Encore méconnu du grand public, l’achat d’un bien immobilier en nue-propriété permet d’investir dans un logement en bénéficiant d’une belle ristourne, pouvant aller jusqu’à 40 %. Découvrez ici tout ce qu’il faut savoir sur ce type d'investissement un peu particulier et les avantages liés à la nue-propriété.
Mieux comprendre l’achat en nue-propriété : acheter en démembrement
Un achat en nue-propriété consiste à prendre possession d’un bien immobilier sans disposer de l’usufruit. Légalement, l'usufruit est la capacité d’une personne à jouir de l’usage et de l’exploitation d’un logement. Il pourra ainsi l’utiliser en tant que résidence principale ou le mettre en location pour en tirer profit (percevoir les loyers).
Le détenteur de la nue-propriété ne pourra lui profiter de son bien qu’à l’extinction de l’usufruit temporaire ; une période fixée en règle générale entre 15 et 20 ans en matière d'achat immobilier « packagé ». Au bout de cette période, le titulaire de la nue-propriété récupérera son droit d’usufruit. Il devient alors plein propriétaire et peut habiter dans son logement, le louer au marché libre sans plafonnement ou le revendre pour en tirer une plus-value.
Généralement, le démembrement de la pleine propriété est appliqué dans le cadre d’une succession, lorsqu’une épouse continue par exemple à bénéficier de la jouissance du bien de son mari (l'usufruit), tandis que les enfants deviennent nue-propriétaires. En matière d'investissement immobilier, on peut acheter la nue-propriété du logement en passant par un monteur d'opération qui a tout packagé.
Les avantages d’un achat en nue-propriété
Le principal avantage d’un achat immobilier en nue-propriété est d’ordre financier.
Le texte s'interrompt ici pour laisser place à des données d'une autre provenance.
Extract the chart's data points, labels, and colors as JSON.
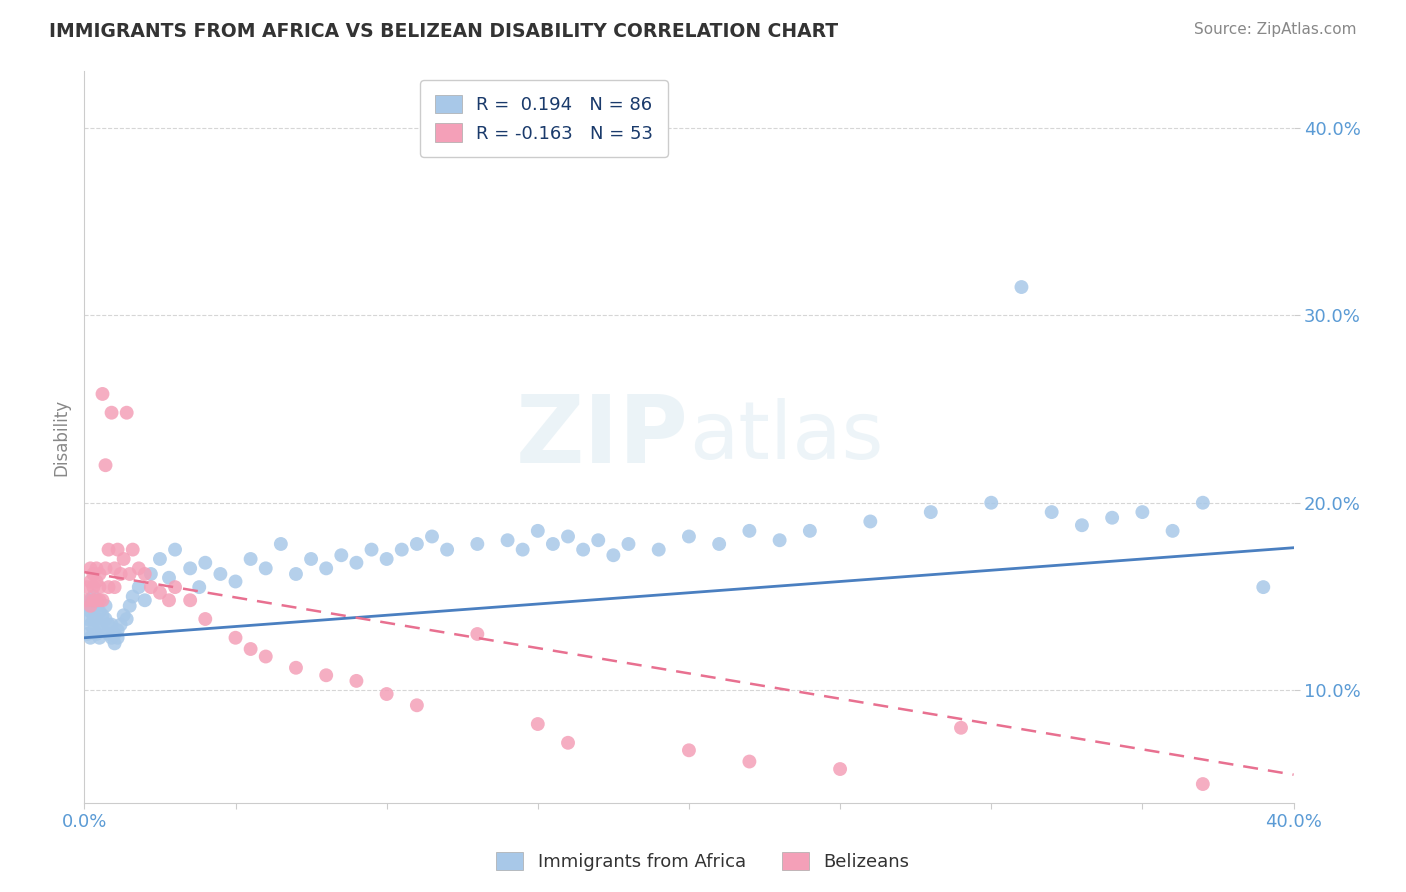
{
  "title": "IMMIGRANTS FROM AFRICA VS BELIZEAN DISABILITY CORRELATION CHART",
  "source_text": "Source: ZipAtlas.com",
  "watermark": "ZIPatlas",
  "ylabel": "Disability",
  "xlim": [
    0.0,
    0.4
  ],
  "ylim": [
    0.04,
    0.43
  ],
  "yticks": [
    0.1,
    0.2,
    0.3,
    0.4
  ],
  "ytick_labels": [
    "10.0%",
    "20.0%",
    "30.0%",
    "40.0%"
  ],
  "xticks": [
    0.0,
    0.05,
    0.1,
    0.15,
    0.2,
    0.25,
    0.3,
    0.35,
    0.4
  ],
  "xtick_labels": [
    "0.0%",
    "",
    "",
    "",
    "",
    "",
    "",
    "",
    "40.0%"
  ],
  "series1_color": "#a8c8e8",
  "series2_color": "#f4a0b8",
  "trend1_color": "#4a7fc0",
  "trend2_color": "#e87090",
  "R1": 0.194,
  "N1": 86,
  "R2": -0.163,
  "N2": 53,
  "legend_label1": "Immigrants from Africa",
  "legend_label2": "Belizeans",
  "background_color": "#ffffff",
  "grid_color": "#cccccc",
  "title_color": "#333333",
  "axis_color": "#5b9bd5",
  "series1_x": [
    0.001,
    0.001,
    0.001,
    0.002,
    0.002,
    0.002,
    0.002,
    0.003,
    0.003,
    0.003,
    0.003,
    0.004,
    0.004,
    0.004,
    0.005,
    0.005,
    0.005,
    0.006,
    0.006,
    0.007,
    0.007,
    0.008,
    0.008,
    0.009,
    0.009,
    0.01,
    0.01,
    0.011,
    0.011,
    0.012,
    0.013,
    0.014,
    0.015,
    0.016,
    0.018,
    0.02,
    0.022,
    0.025,
    0.028,
    0.03,
    0.035,
    0.038,
    0.04,
    0.045,
    0.05,
    0.055,
    0.06,
    0.065,
    0.07,
    0.075,
    0.08,
    0.085,
    0.09,
    0.095,
    0.1,
    0.105,
    0.11,
    0.115,
    0.12,
    0.13,
    0.14,
    0.145,
    0.15,
    0.155,
    0.16,
    0.165,
    0.17,
    0.175,
    0.18,
    0.19,
    0.2,
    0.21,
    0.22,
    0.23,
    0.24,
    0.26,
    0.28,
    0.3,
    0.31,
    0.32,
    0.33,
    0.34,
    0.35,
    0.36,
    0.37,
    0.39
  ],
  "series1_y": [
    0.13,
    0.138,
    0.145,
    0.128,
    0.135,
    0.142,
    0.148,
    0.132,
    0.138,
    0.145,
    0.15,
    0.13,
    0.138,
    0.145,
    0.128,
    0.135,
    0.142,
    0.132,
    0.14,
    0.138,
    0.145,
    0.13,
    0.135,
    0.128,
    0.135,
    0.13,
    0.125,
    0.132,
    0.128,
    0.135,
    0.14,
    0.138,
    0.145,
    0.15,
    0.155,
    0.148,
    0.162,
    0.17,
    0.16,
    0.175,
    0.165,
    0.155,
    0.168,
    0.162,
    0.158,
    0.17,
    0.165,
    0.178,
    0.162,
    0.17,
    0.165,
    0.172,
    0.168,
    0.175,
    0.17,
    0.175,
    0.178,
    0.182,
    0.175,
    0.178,
    0.18,
    0.175,
    0.185,
    0.178,
    0.182,
    0.175,
    0.18,
    0.172,
    0.178,
    0.175,
    0.182,
    0.178,
    0.185,
    0.18,
    0.185,
    0.19,
    0.195,
    0.2,
    0.315,
    0.195,
    0.188,
    0.192,
    0.195,
    0.185,
    0.2,
    0.155
  ],
  "series2_x": [
    0.001,
    0.001,
    0.002,
    0.002,
    0.002,
    0.003,
    0.003,
    0.003,
    0.004,
    0.004,
    0.004,
    0.005,
    0.005,
    0.005,
    0.006,
    0.006,
    0.007,
    0.007,
    0.008,
    0.008,
    0.009,
    0.01,
    0.01,
    0.011,
    0.012,
    0.013,
    0.014,
    0.015,
    0.016,
    0.018,
    0.02,
    0.022,
    0.025,
    0.028,
    0.03,
    0.035,
    0.04,
    0.05,
    0.055,
    0.06,
    0.07,
    0.08,
    0.09,
    0.1,
    0.11,
    0.13,
    0.15,
    0.16,
    0.2,
    0.22,
    0.25,
    0.29,
    0.37
  ],
  "series2_y": [
    0.148,
    0.155,
    0.145,
    0.158,
    0.165,
    0.148,
    0.155,
    0.162,
    0.148,
    0.158,
    0.165,
    0.148,
    0.155,
    0.162,
    0.148,
    0.258,
    0.22,
    0.165,
    0.155,
    0.175,
    0.248,
    0.165,
    0.155,
    0.175,
    0.162,
    0.17,
    0.248,
    0.162,
    0.175,
    0.165,
    0.162,
    0.155,
    0.152,
    0.148,
    0.155,
    0.148,
    0.138,
    0.128,
    0.122,
    0.118,
    0.112,
    0.108,
    0.105,
    0.098,
    0.092,
    0.13,
    0.082,
    0.072,
    0.068,
    0.062,
    0.058,
    0.08,
    0.05
  ],
  "trend1_slope": 0.12,
  "trend1_intercept": 0.128,
  "trend2_slope": -0.27,
  "trend2_intercept": 0.163
}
En effet, à l'issue de la période d’usufruit temporaire d'environ 15 ans, le nu-propriétaire devient plein propriétaire de fait, sans avoir à payer de taxes ou de charges particulières.
Au moment de l’achat, l’avantage est tout aussi pertinent car le futur nu-propriétaire ne s’acquittera que d’une partie du prix du bien, dont la décote peut aller jusqu’à 40 %. Logique, en acceptant de ne pas percevoir pendant une longue période les loyers, il se 'récupère' en payant moins cher le lot.
Le reste du prix global du lot est complété par un usufruitier ; habituellement un acteur institutionnel (comme une banque, une institution publique, une grande entreprise, un bailleur social…) qui souhaite placer sa trésorerie dans un placement à moyen long terme offrant une excellente visibilité ou renforcer son parc de logements à loyers intermédiaires.
Pour l'investisseur en nue propriété , les frais de notaire n’entrent en compte que sur la base du prix de la nue-propriété : autre économie substantielle.
La valeur d'acquisition du lot n’entre pas en compte dans le calcul de l’impôt de solidarité sur la fortune (ISF). Sans perception de loyers pendant plusieurs années, l'exploitation du bien ne génère pas d'impôts sur le revenus (IRPP). Notons aussi que c’est l’usufruitier qui paie les taxes liés au logement. Tout cela permet ainsi de placer son épargne sans alourdir sa fiscalité.
En cas de revente à l’extinction de l’usufruit, la plus-value immobilière est calculée sur la base du prix en pleine propriété. Au final, il s’agit d’un placement immobilier de long terme rentable, sans aucun soucis de gestion, et fiscalement privilégié.